OZ-founding rebel 'never learned his lesson'
BALLINA MP Tamara Smith has paid tribute to writer Richard Neville, the OZ magazine co-founder once subject to Britain's longest-running obscenity trial, after his death at age 74.
Mr Neville spent his final years in Byron Bay, with early-onset dementia first starting to affect his curious and imaginative mind in his mid-60s.
Ms Smith told NSW Parliament she remembered OZ as a magazine of dissent built on the credo of lampooning and offending as many establishment icons and values as it could.
Mr Neville, alongside OZ co-founder Richard Walsh and artist Martin Sharp, were twice tried and found guilty of printing an obscene publication.
"Neville was given a prison sentence for publishing a photo of himself and two other men urinating into a fountain,” Ms Smith told parliament.
"The public outrage at the sentencing and censorship of the magazine that followed provided the social
backdrop to Neville being acquitted on appeal.
"The whole experience certainly raised the profile of the magazine and Neville himself. Richard Neville had not learned any lesson from this experience.
"After travelling the hippie trail overland from Australia to London he founded the London OZ in 1967, working with Martin Sharp again.

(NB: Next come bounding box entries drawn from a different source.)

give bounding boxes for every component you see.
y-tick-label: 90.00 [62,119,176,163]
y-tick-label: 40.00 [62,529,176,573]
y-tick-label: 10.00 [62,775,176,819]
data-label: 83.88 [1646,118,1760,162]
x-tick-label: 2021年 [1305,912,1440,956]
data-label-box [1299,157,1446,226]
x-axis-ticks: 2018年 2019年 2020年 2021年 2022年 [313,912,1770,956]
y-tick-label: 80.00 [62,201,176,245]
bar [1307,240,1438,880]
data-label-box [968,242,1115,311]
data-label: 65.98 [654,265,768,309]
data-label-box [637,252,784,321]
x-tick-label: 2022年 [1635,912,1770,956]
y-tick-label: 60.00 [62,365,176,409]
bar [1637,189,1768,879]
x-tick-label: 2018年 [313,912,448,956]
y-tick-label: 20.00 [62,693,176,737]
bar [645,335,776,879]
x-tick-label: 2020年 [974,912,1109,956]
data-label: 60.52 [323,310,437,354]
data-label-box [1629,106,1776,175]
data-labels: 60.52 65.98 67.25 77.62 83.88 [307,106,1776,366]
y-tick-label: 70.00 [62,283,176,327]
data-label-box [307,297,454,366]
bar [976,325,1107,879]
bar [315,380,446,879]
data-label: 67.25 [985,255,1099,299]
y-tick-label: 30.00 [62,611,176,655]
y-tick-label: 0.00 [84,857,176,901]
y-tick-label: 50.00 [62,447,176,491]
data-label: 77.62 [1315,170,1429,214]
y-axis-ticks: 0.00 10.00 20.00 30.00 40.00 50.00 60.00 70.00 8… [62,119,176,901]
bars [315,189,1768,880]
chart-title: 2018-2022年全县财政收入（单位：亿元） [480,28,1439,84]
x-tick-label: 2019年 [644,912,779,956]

"Again he found himself convicted of obscenity. The magazine had captured the ire of the obscene publications squad.”
John Lennon and Yoko Ono joined protest marches against the convictions and they were eventually overturned on appeal.
Ms Smith said Mr Neville became increasingly interested in environmental sustainability during his older years.
"As part of his own television show Extra Dimensions he sought out alternative, non-mainstream projects that in turn eventually led to him exploring environmental issues and co-launching the Australian Futures Foundation, which helps businesses plan for the future, and gets businesses and environmental organisations working together to achieve outcomes,” Ms Smith said.
"Richard Neville's blog also dealt with environmental issues, and he spoke very strongly against militarism and war.
"Richard continued to write and he produced several books including Hippie Hippie Shake, his recollection of the 1960s, which was turned into a film in 2010 but is still unreleased.”
Ms Smith suggested the peak of Mr Neville's fame may have been when actor Hugh Grant portrayed him in the 1991 television drama The Trials of OZ.
She guessed the portrayal would have "both amused and horrified him at the same time”.
"Richard Neville is survived by his wife and speechwriter Julie Clarke and their daughters Lucy and Angelica,” she continued.
"On his blog, the last entry dated 1 September, 2009, is a kind of blank-verse poem that opens with the words: 'A tragedy for humanity is that thinkers, philosophers & futurists, are 40 years ahead of politicians when it comes to sounding alarms'.
"I hope that the politicians in this place can look at Richard Neville's life and heed the alarms he was sounding about our environment and our future as a human race.”